Social Security and Medicare, critical federal health programs for the elderly, remain primary targets for those advocating deficit reductions. “To plug these gaps, we might need to implement significant tax increases on the middle class or make drastic cuts to programs like Social Security and Medicare,” Riedl warned.
Both programs are heading towards insolvency under current guidelines, with projections that funds may start running out within the next decade.

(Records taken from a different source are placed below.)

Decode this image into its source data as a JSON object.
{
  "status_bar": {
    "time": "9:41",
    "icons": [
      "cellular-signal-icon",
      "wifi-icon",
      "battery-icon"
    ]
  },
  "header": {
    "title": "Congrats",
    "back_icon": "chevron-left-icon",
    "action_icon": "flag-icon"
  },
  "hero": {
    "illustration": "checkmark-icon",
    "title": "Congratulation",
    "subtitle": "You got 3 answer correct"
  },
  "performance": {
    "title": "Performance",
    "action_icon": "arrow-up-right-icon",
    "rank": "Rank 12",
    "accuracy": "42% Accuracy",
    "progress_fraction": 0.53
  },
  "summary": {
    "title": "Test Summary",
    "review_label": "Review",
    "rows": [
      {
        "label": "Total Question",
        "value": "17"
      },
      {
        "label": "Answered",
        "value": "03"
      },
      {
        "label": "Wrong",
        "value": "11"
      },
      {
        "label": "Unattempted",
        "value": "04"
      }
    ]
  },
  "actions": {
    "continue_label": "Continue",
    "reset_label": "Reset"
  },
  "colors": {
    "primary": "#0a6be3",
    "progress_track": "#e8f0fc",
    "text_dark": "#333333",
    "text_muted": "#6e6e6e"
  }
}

The new legislation could slightly accelerate this timeline, according to estimates from the Responsible Federal Budget Committee.
Consequently, Congress will soon face challenging decisions about whether to raise or cut taxes in 2032. “If higher taxes are implemented, they’re likely to come through payroll taxes, affecting middle-class families significantly,” noted Robert Greenstein, a fellow at Brookings. “Some gaps might also be addressed through reductions in Social Security benefits, which disproportionately impacts future generations.”
While the new law offers tax cuts, particularly for higher-income individuals, it may ultimately reduce GDP over the long term compared to existing policies—by 0.3% in ten years and 4.6% in thirty, according to analyses from the University of Pennsylvania’s Wharton School.
“The more we borrow now, the tougher future decisions are going to be,” Lett added. “If current adjustments seem challenging, just wait until what’s necessary in the future.”